We are seeking an experienced GPU Engineer with a strong background in Python and large-scale model training. In this role you will design and implement improvements to our large scale training infrastructure and directly help make technical decisions to optimise our models' training performance and efficiency.
Ideal Experience
Strong engineering skills with fluency in Python and PyTorch or other acceleration libraries.
Experience writing and debugging low-level GPU code (CUDA, Triton) and debugging hardware errors.
Experienced in scaling up GPU jobs via large-scale compute clusters using Slurm or Kubernetes.
Preferred: knowledge of advanced filesystems, particularly Ceph, and their integration and optimization in large systems.
Preferred: proficient in implementing robust monitoring systems for performance tracking and anomaly detection.
Why Reka?
Reka's mission is to build useful multimodal artificial intelligence and use it to empower organisations and businesses.
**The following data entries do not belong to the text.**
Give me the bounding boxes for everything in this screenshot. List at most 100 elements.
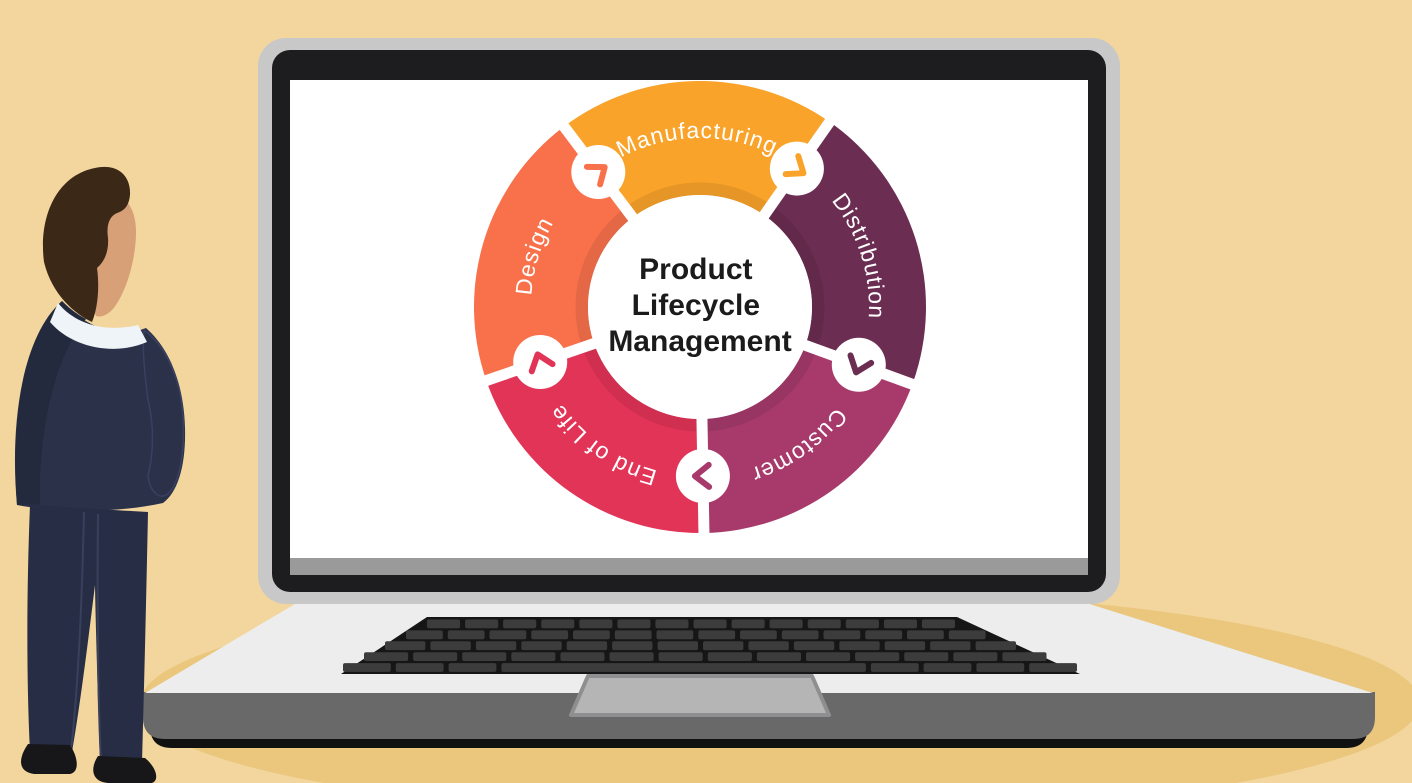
person-shoe-right xyxy=(93,756,157,783)
keyboard-key xyxy=(447,630,485,640)
keyboard-key xyxy=(845,619,879,629)
keyboard-key xyxy=(807,619,841,629)
keyboard-key xyxy=(541,619,575,629)
keyboard-key xyxy=(617,619,651,629)
keyboard-key xyxy=(793,641,835,651)
person-raised-arm xyxy=(142,328,185,497)
cycle-arrow-circle xyxy=(769,141,824,196)
keyboard-key xyxy=(427,619,461,629)
cycle-arrow xyxy=(513,335,568,389)
keyboard-key xyxy=(614,630,652,640)
keyboard-key xyxy=(612,641,653,651)
diagram-center-title: Product Lifecycle Management xyxy=(608,253,791,358)
person-trousers xyxy=(27,505,148,764)
keyboard-key xyxy=(579,619,613,629)
cycle-arrow xyxy=(675,449,730,503)
person-hair xyxy=(42,166,131,322)
segment-customer xyxy=(701,345,913,533)
trouser-seam-left xyxy=(70,511,85,751)
keyboard-key xyxy=(839,641,880,651)
laptop-base xyxy=(143,601,1375,748)
keyboard-key xyxy=(503,619,537,629)
keyboard-key xyxy=(406,630,443,640)
keyboard-key xyxy=(884,641,926,651)
keyboard-key xyxy=(656,630,694,640)
keyboard-key xyxy=(501,663,866,672)
keyboard-key xyxy=(870,663,919,672)
keyboard-key xyxy=(364,652,409,661)
keyboard-keys xyxy=(343,619,1077,672)
title-line-3: Management xyxy=(608,325,791,358)
keyboard-key xyxy=(465,619,499,629)
keyboard-key xyxy=(489,630,527,640)
keyboard-key xyxy=(703,641,744,651)
keyboard-key xyxy=(904,652,949,661)
person-jacket-shade xyxy=(15,301,87,505)
keyboard-key xyxy=(475,641,517,651)
keyboard-key xyxy=(953,652,998,661)
chevron-icon xyxy=(782,153,807,178)
keyboard-key xyxy=(566,641,608,651)
keyboard-key xyxy=(976,663,1025,672)
keyboard-key xyxy=(756,652,801,661)
person-illustration xyxy=(14,166,186,783)
keyboard-key xyxy=(921,619,955,629)
keyboard-key xyxy=(781,630,819,640)
cycle-arrow xyxy=(571,145,626,199)
keyboard-key xyxy=(413,652,458,661)
keyboard-key xyxy=(511,652,556,661)
keyboard-key xyxy=(521,641,562,651)
person-shoe-left xyxy=(21,744,77,774)
keyboard-key xyxy=(560,652,605,661)
segment-manufacturing xyxy=(563,81,830,218)
screen-bottom-strip xyxy=(290,558,1088,575)
segment-end-of-life xyxy=(486,343,704,533)
keyboard-key xyxy=(609,652,654,661)
keyboard-key xyxy=(707,652,752,661)
trouser-seam-right xyxy=(96,513,102,763)
keyboard-key xyxy=(883,619,917,629)
cycle-arrow xyxy=(831,337,886,392)
keyboard-key xyxy=(448,663,497,672)
keyboard-key xyxy=(657,641,698,651)
cycle-arrow-circle xyxy=(831,337,886,392)
keyboard-key xyxy=(855,652,900,661)
keyboard-key xyxy=(740,630,777,640)
keyboard-key xyxy=(462,652,507,661)
chevron-icon xyxy=(583,163,608,188)
keyboard-key xyxy=(658,652,703,661)
keyboard-key xyxy=(907,630,944,640)
trackpad xyxy=(569,674,831,717)
chevron-icon xyxy=(691,461,713,490)
keyboard-key xyxy=(698,630,736,640)
cycle-arrow-circle xyxy=(675,449,730,503)
diagram-center-circle xyxy=(588,195,812,419)
keyboard-key xyxy=(731,619,765,629)
keyboard-key xyxy=(655,619,689,629)
cycle-arrow-circle xyxy=(513,335,568,389)
keyboard-key xyxy=(1002,652,1047,661)
keyboard-key xyxy=(948,630,986,640)
keyboard-key xyxy=(748,641,789,651)
keyboard-key xyxy=(385,641,426,651)
cycle-arrow-circle xyxy=(571,145,626,199)
keyboard-key xyxy=(430,641,471,651)
title-line-1: Product xyxy=(639,253,752,286)
keyboard-key xyxy=(531,630,569,640)
person-collar xyxy=(50,303,147,349)
keyboard-key xyxy=(975,641,1016,651)
keyboard-key xyxy=(823,630,861,640)
keyboard-key xyxy=(395,663,444,672)
keyboard-key xyxy=(693,619,727,629)
title-line-2: Lifecycle xyxy=(632,289,760,322)
keyboard-key xyxy=(865,630,903,640)
keyboard-key xyxy=(923,663,972,672)
chevron-icon xyxy=(528,351,556,375)
chevron-icon xyxy=(847,352,875,376)
keyboard-key xyxy=(930,641,971,651)
keyboard-key xyxy=(769,619,803,629)
cycle-arrow xyxy=(769,141,824,196)
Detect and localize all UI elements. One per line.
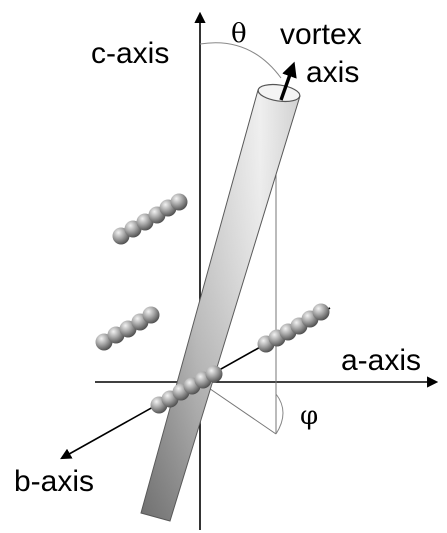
vortex-top-cap	[257, 83, 301, 103]
theta-label: θ	[231, 19, 247, 49]
phi-label: φ	[300, 401, 318, 431]
phi-arc	[275, 393, 284, 435]
vortex-cylinder	[140, 83, 301, 522]
sphere-chain-middle	[95, 306, 160, 351]
b-axis-label: b-axis	[14, 465, 94, 498]
sphere-chain-b-axis-left	[150, 365, 223, 414]
sphere-chain-upper	[112, 193, 188, 245]
vortex-axis-label-line2: axis	[306, 56, 359, 89]
sphere-chain-b-axis-right	[257, 303, 330, 353]
vortex-axis-label-line1: vortex	[280, 18, 362, 51]
c-axis-label: c-axis	[91, 37, 169, 70]
vortex-axis-arrow	[279, 61, 297, 101]
a-axis-label: a-axis	[341, 344, 421, 377]
projection-line	[199, 381, 277, 435]
theta-arc	[199, 42, 282, 79]
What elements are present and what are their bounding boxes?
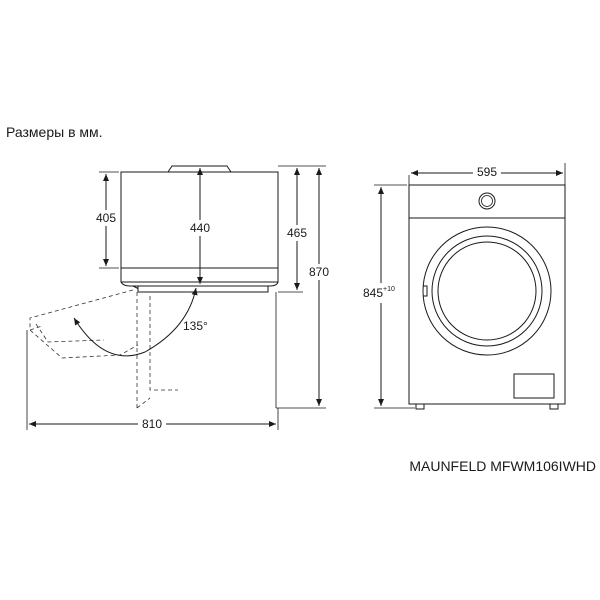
- door-hinge-strip: [137, 285, 269, 293]
- door-ghost-open-edge: [29, 325, 43, 331]
- dim-810-bg: [138, 415, 166, 431]
- dim-870-extension: [276, 165, 326, 409]
- door-ghost-corner: [136, 397, 151, 409]
- dim-405-label: 405: [96, 211, 116, 225]
- dim-405-extension: [99, 171, 119, 269]
- top-lid-outline: [167, 165, 232, 173]
- door-outer-ring: [422, 226, 552, 356]
- side-view: 135° 405 440 465 870 810: [26, 165, 332, 431]
- door-ghost-open-inner: [35, 323, 105, 343]
- dim-465-bg: [284, 225, 310, 241]
- dim-465-label: 465: [287, 226, 307, 240]
- door-glass: [437, 241, 537, 341]
- dim-440-bg: [187, 220, 213, 236]
- foot-right: [549, 403, 559, 410]
- dim-845-extension: [374, 184, 415, 409]
- angle-arc: [73, 287, 198, 357]
- dim-870-bg: [306, 264, 332, 280]
- filter-hatch: [513, 373, 555, 399]
- dim-595-extension: [408, 163, 566, 185]
- dim-810-label: 810: [142, 417, 162, 431]
- dim-845-bg: [361, 283, 401, 303]
- dim-440-label: 440: [190, 221, 210, 235]
- foot-left: [415, 403, 425, 410]
- angle-label: 135°: [183, 319, 208, 333]
- dim-595-label: 595: [477, 165, 497, 179]
- door-ghost-vertical-right: [149, 296, 178, 391]
- dim-810-extension: [26, 330, 279, 430]
- door-handle: [423, 285, 428, 297]
- dim-465-extension: [278, 165, 303, 293]
- front-view: 595 845+10: [361, 163, 566, 410]
- dim-870-label: 870: [309, 265, 329, 279]
- dim-845-label: 845+10: [363, 286, 395, 300]
- door-middle-ring: [431, 235, 543, 347]
- dim-405-bg: [93, 210, 119, 226]
- units-caption: Размеры в мм.: [6, 124, 103, 140]
- program-knob-inner-icon: [481, 195, 493, 207]
- model-name: MAUNFELD MFWM106IWHD: [409, 458, 596, 474]
- door-ghost-open-outline: [29, 289, 139, 359]
- dim-595-bg: [473, 163, 501, 179]
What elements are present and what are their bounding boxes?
We are a globally distributed foundation model startup, headquartered in the San Francisco Bay Area, California. Embracing a remote-first approach, our team brings together top talent from around the world. Our founding team, along with many of our team members, has contributed to many of the breakthroughs in AI over the past decade.
Opportunity to work with a collaborative mission-driven team on cutting-edge AI technology.
Open and inclusive work environment.
4 weeks paid leave.
Visa support (such as H1B and OPT transfer for US Employees).
Healthcare benefits, including vision and dental.